Food allergies. Self-explanatory!
IN THIS CLASSROOM, YOU ARE NOT A CATERER, A BAKER, A “MOM,” A HOSTESS, OR EVEN, PRIMARILY, A FRIEND. You’re a WRITER, full stop. You’re a word lord, a queen of characters, a CEO of sentences. I could go on but my alliteration is shaky. The point is, one thing you are going to learn in my class if you learn nothing else is that you belong here, at the writer table. It’s my job to put the snacks on that table, and your job to show up for each other’s words and stories. That’s plenty to have on your plate.
Just to reiterate: I don’t hate snacks and I don’t hate you for bringing them!! And to be honest, I don’t outright ban them from the classroom—I like a last-day party as much as anyone! I just want people to consider what it does to the classroom dynamic, and who is most likely to experience snack culture as an added burden. Most of all, I don’t want this kind of contribution to take the focus off other kinds that I value, to be honest, even more highly than chocolate.
*Throughout this post, I talk about these issues in relation to women and woman-identified people. Please note that they pertain to many men too, as well as nonbinary and other marginalized people, in varying and complex ways! I am not trying to be comprehensive here. This is for anybody who experiences these issues.
I never thought about snacks in this way. I really appreciate this.
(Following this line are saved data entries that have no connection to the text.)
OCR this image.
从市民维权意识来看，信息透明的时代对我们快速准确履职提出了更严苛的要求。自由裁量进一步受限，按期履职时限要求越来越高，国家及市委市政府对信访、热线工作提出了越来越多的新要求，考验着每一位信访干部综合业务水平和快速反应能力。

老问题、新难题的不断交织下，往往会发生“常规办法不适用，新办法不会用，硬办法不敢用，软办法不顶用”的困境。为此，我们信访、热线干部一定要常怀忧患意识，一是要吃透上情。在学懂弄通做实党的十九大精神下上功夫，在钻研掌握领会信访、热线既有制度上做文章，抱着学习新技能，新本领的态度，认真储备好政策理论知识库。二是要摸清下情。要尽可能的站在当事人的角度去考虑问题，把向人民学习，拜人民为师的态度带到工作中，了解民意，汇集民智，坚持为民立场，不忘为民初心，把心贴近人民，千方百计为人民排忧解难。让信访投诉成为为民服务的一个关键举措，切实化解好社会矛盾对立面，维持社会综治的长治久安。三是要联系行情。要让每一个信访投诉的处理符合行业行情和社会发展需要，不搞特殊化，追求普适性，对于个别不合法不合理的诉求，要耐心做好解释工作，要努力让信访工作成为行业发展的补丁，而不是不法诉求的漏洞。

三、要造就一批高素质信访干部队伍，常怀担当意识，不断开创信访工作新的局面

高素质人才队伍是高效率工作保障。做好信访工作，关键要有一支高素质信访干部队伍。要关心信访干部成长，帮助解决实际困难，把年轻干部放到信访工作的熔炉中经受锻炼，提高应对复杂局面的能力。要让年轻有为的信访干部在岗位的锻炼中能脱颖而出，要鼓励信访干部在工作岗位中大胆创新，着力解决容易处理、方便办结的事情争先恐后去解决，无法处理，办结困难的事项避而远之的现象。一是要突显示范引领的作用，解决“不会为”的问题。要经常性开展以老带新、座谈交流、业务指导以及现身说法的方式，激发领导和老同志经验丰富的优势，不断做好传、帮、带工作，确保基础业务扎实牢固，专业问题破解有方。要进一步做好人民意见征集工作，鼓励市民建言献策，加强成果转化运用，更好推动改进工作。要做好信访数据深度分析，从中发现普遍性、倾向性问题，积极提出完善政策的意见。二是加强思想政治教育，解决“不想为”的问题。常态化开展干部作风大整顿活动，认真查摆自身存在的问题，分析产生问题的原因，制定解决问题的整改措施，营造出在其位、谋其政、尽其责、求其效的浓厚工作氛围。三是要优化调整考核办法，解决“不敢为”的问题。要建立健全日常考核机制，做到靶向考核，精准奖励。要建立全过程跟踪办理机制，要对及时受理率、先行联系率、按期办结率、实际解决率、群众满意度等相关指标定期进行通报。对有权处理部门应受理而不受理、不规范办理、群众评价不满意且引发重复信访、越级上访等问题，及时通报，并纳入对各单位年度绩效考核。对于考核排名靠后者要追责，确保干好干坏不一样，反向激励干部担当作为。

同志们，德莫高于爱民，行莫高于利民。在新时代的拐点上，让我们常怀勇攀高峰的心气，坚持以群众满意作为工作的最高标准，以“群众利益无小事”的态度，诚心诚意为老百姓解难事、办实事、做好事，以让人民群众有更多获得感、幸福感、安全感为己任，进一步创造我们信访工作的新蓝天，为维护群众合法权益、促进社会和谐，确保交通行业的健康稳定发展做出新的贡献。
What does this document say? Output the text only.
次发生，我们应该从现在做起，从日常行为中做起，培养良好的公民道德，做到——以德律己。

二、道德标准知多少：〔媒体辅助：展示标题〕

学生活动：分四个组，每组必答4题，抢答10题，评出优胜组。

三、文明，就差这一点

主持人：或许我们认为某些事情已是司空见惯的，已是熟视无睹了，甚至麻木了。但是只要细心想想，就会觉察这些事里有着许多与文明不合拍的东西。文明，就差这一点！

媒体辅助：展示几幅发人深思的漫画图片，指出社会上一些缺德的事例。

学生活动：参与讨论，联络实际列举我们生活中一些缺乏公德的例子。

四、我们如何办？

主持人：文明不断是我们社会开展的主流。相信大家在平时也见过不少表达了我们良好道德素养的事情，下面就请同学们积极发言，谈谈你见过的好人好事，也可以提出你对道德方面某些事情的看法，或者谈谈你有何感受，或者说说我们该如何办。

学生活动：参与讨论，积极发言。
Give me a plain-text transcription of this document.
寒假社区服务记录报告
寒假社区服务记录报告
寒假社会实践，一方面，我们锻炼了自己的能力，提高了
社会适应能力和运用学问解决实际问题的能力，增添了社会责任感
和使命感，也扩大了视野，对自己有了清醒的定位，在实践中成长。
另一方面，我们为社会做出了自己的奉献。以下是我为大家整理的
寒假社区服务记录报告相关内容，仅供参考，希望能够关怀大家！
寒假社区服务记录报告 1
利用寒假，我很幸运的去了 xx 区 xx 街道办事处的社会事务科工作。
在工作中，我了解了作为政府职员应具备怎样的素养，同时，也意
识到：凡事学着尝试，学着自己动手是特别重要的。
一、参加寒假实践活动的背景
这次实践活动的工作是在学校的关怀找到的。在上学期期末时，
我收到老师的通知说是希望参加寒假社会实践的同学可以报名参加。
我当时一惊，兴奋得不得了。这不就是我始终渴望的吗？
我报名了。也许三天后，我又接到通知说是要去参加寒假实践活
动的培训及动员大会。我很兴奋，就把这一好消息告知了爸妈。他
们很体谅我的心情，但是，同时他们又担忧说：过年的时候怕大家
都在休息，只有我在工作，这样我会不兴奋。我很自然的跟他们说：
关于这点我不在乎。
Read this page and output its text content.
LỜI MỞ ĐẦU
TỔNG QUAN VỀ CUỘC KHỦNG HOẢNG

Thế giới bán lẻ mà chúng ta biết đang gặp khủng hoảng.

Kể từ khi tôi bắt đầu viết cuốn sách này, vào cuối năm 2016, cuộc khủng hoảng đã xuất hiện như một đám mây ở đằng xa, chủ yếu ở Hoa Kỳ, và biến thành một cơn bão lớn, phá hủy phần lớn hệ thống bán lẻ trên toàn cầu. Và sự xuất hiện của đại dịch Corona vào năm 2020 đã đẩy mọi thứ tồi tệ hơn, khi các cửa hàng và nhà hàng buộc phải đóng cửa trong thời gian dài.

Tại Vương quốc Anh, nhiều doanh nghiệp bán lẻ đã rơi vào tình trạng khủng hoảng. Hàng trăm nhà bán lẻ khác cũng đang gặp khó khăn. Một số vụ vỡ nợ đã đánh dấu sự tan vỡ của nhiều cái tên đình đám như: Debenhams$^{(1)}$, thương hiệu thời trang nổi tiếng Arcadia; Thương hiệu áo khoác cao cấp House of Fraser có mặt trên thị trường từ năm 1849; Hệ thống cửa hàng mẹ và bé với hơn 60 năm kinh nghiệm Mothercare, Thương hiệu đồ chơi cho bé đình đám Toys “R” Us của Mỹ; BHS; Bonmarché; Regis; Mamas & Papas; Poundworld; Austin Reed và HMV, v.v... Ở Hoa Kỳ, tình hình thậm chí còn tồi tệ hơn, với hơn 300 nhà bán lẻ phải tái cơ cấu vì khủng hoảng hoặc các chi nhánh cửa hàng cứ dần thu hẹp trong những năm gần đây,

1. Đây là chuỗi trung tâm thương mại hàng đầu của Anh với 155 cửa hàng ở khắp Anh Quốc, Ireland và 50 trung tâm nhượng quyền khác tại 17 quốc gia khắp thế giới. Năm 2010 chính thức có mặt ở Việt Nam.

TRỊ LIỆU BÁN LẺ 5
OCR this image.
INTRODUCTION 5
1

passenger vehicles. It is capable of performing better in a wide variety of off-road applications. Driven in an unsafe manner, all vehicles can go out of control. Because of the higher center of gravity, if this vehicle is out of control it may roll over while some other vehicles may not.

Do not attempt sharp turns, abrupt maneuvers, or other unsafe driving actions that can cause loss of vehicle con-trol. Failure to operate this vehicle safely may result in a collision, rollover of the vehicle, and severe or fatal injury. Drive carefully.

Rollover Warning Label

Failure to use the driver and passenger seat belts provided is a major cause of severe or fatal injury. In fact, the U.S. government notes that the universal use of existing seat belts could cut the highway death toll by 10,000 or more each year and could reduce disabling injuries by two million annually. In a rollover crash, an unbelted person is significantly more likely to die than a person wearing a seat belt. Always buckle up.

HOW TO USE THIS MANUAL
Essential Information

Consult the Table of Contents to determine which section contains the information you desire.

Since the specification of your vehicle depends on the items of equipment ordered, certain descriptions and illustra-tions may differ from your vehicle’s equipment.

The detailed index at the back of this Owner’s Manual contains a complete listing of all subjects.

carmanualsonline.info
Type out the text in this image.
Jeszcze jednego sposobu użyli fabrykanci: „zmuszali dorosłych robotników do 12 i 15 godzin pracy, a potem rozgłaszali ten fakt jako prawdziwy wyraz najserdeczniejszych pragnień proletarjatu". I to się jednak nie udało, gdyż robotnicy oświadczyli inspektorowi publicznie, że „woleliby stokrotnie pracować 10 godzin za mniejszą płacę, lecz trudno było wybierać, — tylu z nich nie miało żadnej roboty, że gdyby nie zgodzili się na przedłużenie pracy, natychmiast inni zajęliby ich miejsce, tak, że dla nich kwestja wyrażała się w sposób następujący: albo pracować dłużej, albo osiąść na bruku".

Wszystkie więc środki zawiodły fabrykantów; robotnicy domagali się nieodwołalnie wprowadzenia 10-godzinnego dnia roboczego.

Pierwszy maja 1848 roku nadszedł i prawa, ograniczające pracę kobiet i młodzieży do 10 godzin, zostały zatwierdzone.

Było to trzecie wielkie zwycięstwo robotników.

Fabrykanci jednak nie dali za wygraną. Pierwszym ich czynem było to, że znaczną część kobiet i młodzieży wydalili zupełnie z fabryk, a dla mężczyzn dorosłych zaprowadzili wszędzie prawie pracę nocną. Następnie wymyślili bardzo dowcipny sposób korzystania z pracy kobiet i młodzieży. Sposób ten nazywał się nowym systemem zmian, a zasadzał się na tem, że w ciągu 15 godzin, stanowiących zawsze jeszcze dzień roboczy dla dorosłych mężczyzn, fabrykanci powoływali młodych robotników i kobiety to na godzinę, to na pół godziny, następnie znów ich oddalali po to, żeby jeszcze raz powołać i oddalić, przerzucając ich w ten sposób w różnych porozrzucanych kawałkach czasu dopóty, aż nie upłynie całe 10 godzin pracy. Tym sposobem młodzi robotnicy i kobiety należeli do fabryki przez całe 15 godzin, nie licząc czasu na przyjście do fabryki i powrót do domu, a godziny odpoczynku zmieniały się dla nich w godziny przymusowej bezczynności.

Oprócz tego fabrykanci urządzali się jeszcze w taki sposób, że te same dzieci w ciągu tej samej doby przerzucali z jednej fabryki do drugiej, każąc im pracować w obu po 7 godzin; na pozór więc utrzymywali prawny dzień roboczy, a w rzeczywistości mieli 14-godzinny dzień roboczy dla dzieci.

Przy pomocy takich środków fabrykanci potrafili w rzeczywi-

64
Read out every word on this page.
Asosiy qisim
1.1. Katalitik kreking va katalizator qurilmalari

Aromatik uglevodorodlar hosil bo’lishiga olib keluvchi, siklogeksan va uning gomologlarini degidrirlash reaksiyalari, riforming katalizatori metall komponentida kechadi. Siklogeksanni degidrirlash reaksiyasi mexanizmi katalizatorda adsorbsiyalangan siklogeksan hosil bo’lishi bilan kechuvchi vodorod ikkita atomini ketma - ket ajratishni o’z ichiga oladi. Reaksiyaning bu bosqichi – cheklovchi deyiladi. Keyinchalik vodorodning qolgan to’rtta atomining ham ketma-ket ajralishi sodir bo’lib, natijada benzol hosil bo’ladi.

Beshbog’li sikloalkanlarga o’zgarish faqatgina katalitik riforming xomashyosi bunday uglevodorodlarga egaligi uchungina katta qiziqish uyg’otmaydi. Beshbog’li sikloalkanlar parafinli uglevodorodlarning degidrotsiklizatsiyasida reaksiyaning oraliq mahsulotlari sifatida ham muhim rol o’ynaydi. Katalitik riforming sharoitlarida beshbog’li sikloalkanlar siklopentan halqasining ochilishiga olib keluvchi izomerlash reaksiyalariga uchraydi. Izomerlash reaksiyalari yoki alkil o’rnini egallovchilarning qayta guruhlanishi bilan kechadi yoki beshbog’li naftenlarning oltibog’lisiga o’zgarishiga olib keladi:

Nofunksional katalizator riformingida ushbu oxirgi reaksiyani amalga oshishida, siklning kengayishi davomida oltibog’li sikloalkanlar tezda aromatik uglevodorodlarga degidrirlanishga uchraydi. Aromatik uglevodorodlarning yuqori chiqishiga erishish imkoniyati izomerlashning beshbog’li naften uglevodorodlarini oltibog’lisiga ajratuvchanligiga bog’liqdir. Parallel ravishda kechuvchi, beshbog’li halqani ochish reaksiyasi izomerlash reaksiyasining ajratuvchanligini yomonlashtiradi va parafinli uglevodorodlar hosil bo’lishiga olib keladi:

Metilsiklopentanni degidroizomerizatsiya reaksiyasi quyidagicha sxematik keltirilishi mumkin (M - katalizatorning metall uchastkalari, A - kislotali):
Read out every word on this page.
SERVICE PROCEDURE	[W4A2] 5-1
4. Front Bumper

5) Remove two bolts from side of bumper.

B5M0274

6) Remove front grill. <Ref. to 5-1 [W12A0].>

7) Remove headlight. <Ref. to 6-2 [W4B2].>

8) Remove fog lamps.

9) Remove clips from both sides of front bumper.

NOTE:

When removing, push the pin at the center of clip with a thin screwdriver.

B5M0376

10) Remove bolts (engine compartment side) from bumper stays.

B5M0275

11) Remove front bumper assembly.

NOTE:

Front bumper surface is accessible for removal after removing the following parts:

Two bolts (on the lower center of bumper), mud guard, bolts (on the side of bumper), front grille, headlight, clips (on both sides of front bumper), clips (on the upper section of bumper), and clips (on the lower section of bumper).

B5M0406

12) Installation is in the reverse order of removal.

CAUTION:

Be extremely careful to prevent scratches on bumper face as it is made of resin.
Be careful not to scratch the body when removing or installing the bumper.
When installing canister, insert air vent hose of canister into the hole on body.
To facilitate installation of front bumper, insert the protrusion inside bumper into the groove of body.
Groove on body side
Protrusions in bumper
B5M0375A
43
I have a lot of issues around food, but so many people don't talk about it that I forget how many of us there really are. Sure, not everyone has ALL the issues, but one is enough to cause stress and lose focus. Great points all around!
This was so surprising and insightful. I never once thought about the snack arms race in classrooms (also at book club). At each point I kept wanting to say, “Oh my. She’s right!”